The following aspects of the Tribunal’s decision are particularly worthy of note:
· in line with the earlier Student Loans case, the Tribunal took a broad approach to the concept of ‘commercial interests’ for the purposes of s. 43. It readily accepted that universities could have commercial interests in the courses which they ran;
· UCLAN argued before the tribunal that the course materials were exempt from disclosure not least having regard to the facts that: (a) they contained a significant amount of third party copyrighted information and (b) disclosure of that copyrighted information under FOIA would disincline third parties from contributing to course materials in the future. The tribunal rejected these arguments. It did so on the basis that: (1) disclosure of information under FOIA would not in any way have diluted any copyright enjoyed by the third parties and (2) there was in any event no sufficient evidence before the tribunal to substantiate UCLAN’s case that disclosure of the copyrighted material would have had an alienating effect on third party contributors.

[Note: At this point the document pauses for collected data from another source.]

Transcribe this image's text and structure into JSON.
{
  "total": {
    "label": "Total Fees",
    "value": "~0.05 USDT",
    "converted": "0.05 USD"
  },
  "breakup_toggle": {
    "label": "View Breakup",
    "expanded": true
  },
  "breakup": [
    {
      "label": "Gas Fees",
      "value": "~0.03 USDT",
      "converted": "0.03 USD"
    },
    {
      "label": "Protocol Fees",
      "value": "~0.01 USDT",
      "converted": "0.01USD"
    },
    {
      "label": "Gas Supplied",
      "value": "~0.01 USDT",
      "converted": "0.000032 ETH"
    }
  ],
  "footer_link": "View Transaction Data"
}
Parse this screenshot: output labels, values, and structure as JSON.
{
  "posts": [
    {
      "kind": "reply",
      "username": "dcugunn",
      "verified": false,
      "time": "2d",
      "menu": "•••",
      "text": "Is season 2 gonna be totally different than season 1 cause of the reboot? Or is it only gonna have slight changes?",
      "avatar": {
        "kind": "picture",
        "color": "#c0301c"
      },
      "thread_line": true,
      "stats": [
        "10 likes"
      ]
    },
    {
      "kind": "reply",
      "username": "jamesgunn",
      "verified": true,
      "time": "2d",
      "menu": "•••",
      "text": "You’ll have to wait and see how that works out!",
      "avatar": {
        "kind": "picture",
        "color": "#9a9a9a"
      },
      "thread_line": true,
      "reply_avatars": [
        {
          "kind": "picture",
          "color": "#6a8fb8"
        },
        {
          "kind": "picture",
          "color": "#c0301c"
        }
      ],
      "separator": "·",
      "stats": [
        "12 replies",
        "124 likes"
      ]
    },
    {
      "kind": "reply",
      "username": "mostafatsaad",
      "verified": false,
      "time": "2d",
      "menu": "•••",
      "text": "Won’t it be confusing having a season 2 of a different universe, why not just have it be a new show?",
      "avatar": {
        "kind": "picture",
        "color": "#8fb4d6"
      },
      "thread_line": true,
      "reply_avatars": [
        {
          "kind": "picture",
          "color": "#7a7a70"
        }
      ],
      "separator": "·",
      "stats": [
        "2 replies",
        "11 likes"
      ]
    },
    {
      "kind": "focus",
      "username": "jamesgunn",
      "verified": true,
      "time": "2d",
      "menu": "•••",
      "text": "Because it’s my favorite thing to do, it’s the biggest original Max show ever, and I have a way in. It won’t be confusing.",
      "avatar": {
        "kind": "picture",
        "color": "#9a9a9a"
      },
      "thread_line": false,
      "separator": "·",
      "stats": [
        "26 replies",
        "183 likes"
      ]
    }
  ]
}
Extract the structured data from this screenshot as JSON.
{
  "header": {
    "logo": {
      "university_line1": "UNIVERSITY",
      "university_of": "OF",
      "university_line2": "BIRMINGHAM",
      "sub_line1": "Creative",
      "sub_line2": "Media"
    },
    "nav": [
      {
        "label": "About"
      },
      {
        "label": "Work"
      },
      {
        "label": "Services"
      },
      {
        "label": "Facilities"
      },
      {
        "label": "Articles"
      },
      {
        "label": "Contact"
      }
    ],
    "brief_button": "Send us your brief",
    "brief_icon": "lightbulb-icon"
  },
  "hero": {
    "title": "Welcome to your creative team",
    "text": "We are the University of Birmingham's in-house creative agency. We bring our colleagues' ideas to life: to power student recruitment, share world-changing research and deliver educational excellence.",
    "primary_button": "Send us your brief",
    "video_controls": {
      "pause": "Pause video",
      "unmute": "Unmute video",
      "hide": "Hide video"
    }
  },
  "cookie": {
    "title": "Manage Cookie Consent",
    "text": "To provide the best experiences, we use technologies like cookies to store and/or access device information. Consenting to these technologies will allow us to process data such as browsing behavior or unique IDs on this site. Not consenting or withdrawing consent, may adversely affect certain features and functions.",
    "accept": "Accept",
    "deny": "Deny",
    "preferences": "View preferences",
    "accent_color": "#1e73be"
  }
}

· the Tribunal highlighted the degree of rigour which must be applied when the relevant qualified person is seeking to formulate an opinion which engages s. 36. It also highlighted that the public authority must itself provide evidence that the person who reached the relevant opinion was a ‘qualified person’ for the purposes of s. 36 (§53);
· on the question of the public interest test, the Tribunal found that there were strong public interests in disclosure. Those interests included both: (1) a general public interest in members of the public being able to test the educational value of publicly funded degree courses and (2) a specific public interest in accessing information relating to a homeopathy degree course which was by its very nature inherently controversial.
The parties were represented by 11KBW’s Tim Pitt-Payne (counsel for UCLAN) and Anya Proops (counsel for the Commissioner).